As one would expect from a parametric statistical tool, t tests were used to learn about

populations. This occurred in several different settings. The one-sample t test would be used to

estimate a population mean or to compare a sample against a known population mean (De Muth,

2006, p. 174). The latter use would ask whether the sample appeared likely to be drawn from

that population. For example, the general population of 40-year-old men might have a certain

mean weight, whereas a sample of 40-year-old men who had received a certain treatment might

weigh three pounds less. The question for the t test would be whether that was a statistically

significant difference, such that the sample no longer seemed to represent the general population

of 40-year-old men, but instead seemed likely to represent a new population of treated 40-year-

old men.

While one-sample scenarios were commonly used for educational purposes, “most research

studies require the comparison of two (or more) sets of data” (Gravetter & Wallnau, 2000, p.
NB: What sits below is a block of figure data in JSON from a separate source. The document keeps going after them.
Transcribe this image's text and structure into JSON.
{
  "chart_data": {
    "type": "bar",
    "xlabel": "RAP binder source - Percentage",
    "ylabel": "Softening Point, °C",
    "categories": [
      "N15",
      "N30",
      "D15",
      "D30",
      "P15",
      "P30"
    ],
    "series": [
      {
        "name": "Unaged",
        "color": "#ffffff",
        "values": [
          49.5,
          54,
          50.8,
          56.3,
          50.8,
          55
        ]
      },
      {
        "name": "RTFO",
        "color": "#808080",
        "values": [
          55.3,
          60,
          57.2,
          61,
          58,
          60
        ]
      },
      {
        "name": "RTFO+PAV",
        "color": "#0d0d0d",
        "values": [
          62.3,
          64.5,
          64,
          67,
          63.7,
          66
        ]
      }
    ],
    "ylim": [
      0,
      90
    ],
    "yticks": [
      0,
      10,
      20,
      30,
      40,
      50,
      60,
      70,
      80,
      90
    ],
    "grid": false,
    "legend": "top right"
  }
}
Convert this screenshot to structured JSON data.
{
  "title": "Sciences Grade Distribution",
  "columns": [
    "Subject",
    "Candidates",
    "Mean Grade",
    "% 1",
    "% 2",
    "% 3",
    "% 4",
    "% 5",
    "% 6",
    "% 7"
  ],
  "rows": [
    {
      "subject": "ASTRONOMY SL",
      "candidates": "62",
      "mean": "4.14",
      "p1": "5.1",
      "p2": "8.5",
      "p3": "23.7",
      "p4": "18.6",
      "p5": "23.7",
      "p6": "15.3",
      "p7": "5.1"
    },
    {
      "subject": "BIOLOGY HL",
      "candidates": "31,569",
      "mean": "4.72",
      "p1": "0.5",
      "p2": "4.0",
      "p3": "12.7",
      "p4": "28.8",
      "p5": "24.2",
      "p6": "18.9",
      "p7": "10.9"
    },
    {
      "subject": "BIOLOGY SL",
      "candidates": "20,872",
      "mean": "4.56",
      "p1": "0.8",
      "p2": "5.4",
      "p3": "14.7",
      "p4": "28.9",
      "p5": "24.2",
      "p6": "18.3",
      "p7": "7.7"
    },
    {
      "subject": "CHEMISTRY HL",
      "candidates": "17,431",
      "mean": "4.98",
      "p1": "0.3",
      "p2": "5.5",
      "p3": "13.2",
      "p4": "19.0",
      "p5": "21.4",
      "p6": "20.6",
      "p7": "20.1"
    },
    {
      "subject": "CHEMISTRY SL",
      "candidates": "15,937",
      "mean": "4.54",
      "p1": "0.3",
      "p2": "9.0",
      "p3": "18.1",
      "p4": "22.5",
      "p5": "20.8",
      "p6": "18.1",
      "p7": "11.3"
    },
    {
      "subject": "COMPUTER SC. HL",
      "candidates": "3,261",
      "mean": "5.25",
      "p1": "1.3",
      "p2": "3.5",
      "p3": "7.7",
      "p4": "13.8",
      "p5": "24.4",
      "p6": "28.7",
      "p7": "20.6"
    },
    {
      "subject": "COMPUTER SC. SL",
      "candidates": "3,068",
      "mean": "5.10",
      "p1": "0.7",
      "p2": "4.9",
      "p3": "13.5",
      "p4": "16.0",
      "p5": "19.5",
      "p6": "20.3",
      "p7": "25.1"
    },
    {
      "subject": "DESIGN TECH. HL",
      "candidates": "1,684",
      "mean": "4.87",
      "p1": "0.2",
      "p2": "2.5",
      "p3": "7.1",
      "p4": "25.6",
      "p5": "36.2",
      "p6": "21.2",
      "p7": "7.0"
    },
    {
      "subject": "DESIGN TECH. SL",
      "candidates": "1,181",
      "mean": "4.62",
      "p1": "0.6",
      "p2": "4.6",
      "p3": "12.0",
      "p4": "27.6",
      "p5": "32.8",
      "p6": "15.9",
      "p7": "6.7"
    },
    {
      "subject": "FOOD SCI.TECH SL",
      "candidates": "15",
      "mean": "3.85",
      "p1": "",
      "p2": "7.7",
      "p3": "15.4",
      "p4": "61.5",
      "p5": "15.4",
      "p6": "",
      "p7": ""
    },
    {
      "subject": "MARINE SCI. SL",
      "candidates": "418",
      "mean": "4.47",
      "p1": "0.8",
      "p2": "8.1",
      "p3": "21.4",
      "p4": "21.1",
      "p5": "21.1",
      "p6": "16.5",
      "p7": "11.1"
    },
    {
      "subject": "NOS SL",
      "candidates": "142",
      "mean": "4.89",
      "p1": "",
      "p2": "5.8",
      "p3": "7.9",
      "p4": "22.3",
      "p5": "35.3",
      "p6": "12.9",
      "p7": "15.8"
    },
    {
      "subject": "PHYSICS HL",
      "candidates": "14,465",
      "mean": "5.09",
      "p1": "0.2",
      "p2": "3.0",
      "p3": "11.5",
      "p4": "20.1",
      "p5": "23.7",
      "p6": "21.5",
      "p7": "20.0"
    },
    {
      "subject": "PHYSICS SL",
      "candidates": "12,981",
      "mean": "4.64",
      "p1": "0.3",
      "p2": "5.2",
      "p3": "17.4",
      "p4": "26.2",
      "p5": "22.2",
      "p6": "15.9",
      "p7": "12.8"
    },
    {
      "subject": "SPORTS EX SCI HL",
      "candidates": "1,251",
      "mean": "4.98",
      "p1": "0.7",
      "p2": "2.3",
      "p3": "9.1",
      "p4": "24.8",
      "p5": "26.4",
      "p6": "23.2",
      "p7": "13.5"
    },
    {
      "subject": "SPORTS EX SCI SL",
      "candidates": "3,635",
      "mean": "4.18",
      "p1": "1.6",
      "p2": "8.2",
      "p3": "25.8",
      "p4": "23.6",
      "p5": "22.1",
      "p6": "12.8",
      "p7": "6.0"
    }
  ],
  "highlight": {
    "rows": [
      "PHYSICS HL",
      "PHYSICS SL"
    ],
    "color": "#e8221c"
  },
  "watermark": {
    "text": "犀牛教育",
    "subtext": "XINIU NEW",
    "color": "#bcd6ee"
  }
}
311). Two-sample t tests would compare the means of two samples against each other, treating

each as representative of a potentially distinct population, to determine whether their differences

from one another were statistically significant. There were two kinds of two-sample t tests.

Paired (also known as “dependent” or “related”) samples would involve matching of individual

data points. For example, the same person might be tested before and after a treatment.

Unpaired (also known as “independent”) samples would have no such relationship; for example,

the 40-year-old men cited in the previous paragraph would be in two separate (control and

treatment) groups, without any one-to-one correspondence or pairing between individual men.

In that example, the (generally nominal or ordinal) independent variable

would be the treatment – it would lead the inquiry, providing the basis for grouping – and the

thing being studied (e.g., weight) would be the (integer or ratio) dependent variable.